Sometimes, when a person experiences a very traumatic event, the highly emotional memory of the event becomes trapped - locked in the emotional brain - in an area called the amygdala which is the emotional storehouse. There is no chance for the rational mind to process it and save it as an ordinary, non-threatening memory in factual storage (in the hippocampus). Like the memory of what you did last weekend.

Instead, the emotional brain holds onto this unprocessed reaction pattern because it thinks it needs it for survival. And it will trigger it whenever you encounter a situation or object that is anything like the original trauma. It doesn't have to be a precise match.

This is pure survival again. You only need to see part of a tiger through the bushes for the fear reaction to kick in again - for the "fight or flight" response to trigger - you don't have to wait until you see the whole tiger or identify it exactly as the tiger that attacked you before. In fact, it probably only has to be something orange and black moving through the bushes. This is why the pattern matching process is necessarily approximate, or sloppy. You err on the side of safety. You don't have to have all the details to know if something is dangerous.

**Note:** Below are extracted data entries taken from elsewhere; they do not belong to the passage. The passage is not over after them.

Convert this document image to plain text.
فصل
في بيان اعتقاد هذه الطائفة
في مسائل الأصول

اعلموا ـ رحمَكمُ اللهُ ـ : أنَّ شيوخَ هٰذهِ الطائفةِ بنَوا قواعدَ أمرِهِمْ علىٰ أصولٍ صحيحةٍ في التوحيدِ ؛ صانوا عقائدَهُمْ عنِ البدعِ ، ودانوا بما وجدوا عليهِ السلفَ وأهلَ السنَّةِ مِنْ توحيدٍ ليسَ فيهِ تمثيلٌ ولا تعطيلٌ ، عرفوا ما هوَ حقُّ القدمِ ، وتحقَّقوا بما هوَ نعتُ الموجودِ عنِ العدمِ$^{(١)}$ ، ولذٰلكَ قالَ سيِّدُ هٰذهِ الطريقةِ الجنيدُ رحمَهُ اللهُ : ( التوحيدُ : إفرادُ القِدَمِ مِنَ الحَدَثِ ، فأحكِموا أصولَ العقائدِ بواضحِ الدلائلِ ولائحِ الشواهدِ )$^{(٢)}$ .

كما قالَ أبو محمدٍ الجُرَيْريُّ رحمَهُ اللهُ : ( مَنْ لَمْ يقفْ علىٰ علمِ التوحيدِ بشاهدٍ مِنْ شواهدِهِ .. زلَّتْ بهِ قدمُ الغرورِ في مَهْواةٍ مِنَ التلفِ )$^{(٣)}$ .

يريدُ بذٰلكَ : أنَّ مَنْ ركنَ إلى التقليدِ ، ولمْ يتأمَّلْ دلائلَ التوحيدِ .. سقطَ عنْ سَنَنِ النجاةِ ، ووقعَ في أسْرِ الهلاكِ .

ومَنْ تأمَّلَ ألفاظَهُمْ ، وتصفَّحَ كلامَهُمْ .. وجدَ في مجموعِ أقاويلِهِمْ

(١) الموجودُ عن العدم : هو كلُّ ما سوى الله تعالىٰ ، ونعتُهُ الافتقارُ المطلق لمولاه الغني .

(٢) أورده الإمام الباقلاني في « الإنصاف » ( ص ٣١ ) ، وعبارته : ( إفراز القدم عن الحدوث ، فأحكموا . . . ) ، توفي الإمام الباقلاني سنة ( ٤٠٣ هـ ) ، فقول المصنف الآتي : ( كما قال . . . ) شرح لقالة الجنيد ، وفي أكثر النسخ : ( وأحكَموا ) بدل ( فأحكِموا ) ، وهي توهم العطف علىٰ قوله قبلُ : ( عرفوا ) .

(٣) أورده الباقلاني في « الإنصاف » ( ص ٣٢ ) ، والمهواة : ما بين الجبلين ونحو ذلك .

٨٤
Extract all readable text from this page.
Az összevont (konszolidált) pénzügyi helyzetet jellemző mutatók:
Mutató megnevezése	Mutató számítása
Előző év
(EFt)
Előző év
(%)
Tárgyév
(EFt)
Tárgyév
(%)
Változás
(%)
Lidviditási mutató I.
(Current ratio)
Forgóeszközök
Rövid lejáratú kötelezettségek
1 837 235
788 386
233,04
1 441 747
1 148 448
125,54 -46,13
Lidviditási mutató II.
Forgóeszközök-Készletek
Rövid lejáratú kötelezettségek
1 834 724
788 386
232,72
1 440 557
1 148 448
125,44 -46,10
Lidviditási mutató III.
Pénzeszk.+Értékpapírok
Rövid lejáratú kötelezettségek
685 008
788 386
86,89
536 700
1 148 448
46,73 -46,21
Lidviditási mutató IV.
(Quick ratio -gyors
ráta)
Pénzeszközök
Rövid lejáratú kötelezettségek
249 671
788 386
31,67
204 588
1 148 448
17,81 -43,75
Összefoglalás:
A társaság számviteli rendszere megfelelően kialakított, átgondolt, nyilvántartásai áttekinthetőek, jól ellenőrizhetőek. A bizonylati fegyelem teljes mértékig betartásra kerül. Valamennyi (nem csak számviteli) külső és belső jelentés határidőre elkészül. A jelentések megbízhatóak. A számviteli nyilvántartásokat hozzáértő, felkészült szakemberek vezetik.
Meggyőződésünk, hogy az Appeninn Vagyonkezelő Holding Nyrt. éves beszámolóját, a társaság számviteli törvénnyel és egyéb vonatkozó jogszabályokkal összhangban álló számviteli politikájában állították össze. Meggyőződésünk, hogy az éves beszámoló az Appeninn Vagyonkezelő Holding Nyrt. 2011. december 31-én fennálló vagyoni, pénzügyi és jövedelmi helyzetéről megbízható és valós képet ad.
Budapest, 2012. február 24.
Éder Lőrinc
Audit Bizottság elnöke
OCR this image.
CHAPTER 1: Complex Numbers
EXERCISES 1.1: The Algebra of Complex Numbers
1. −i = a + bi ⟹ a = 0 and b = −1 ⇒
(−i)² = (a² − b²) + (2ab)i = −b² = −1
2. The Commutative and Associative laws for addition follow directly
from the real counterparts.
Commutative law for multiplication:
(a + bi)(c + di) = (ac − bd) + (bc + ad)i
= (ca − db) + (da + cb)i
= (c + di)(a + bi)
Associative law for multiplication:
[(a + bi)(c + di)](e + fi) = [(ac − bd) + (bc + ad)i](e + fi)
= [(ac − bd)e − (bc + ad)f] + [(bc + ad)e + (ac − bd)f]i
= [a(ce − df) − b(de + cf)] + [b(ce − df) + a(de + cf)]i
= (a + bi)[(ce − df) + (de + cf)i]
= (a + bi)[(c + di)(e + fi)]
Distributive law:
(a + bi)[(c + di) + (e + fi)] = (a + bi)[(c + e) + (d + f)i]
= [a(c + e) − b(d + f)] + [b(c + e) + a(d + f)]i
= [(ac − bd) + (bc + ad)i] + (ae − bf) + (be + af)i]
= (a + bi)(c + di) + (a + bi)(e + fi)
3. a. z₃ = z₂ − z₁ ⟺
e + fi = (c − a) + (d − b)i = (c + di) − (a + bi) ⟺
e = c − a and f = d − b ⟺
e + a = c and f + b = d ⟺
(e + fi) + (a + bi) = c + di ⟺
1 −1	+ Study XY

This is the basis of a phobia: a fear response attached to something that was present in the original trauma. The response is terror, shaking, sweating, heart pounding etc. And because of the sloppy pattern-matching it can get stuck to literally anything - animal, mineral or vegetable. It may not even be glued to the thing that caused the trauma. So a child attacked in a pram by a dog may develop a phobia of prams rather than of dogs.

It is because phobias are created in this way, by our natural psycho-neurology, that they are so common. It's the way we are wired. Approximately 10% of people have a phobia. It's a very human thing. And it's precisely because they are created by the unconscious mind that they seem so irrational. Of course they are - the rational thinking brain hasn't had a chance to go to work on them.

Many traditional phobia treatments, including drugs, attempt to deal with the phobia by calming things down after this response pattern has triggered. They treat the symptoms, not the cause.

To treat the cause, this trapped traumatic memory has to be turned into, and saved as, an ordinary unemotional memory of a past event. The emotional tag, the terror response, needs to be unstuck from that object or situation.

This is exactly what a remarkable therapy called the Fast Phobia Cure does. It allows the phobia sufferer to review the traumatic event or memory from a calm and dissociated, or disconnected, state. The rational mind can then do its work in turning the memory into an ordinary, neutral, non-threatening one. And store it in factual memory where it should have been to start with. This happens very quickly because the mind learns fast. It learns the fear response quickly and it learns (or relearns) the neutral response just as quickly. And when that happens the phobia is gone.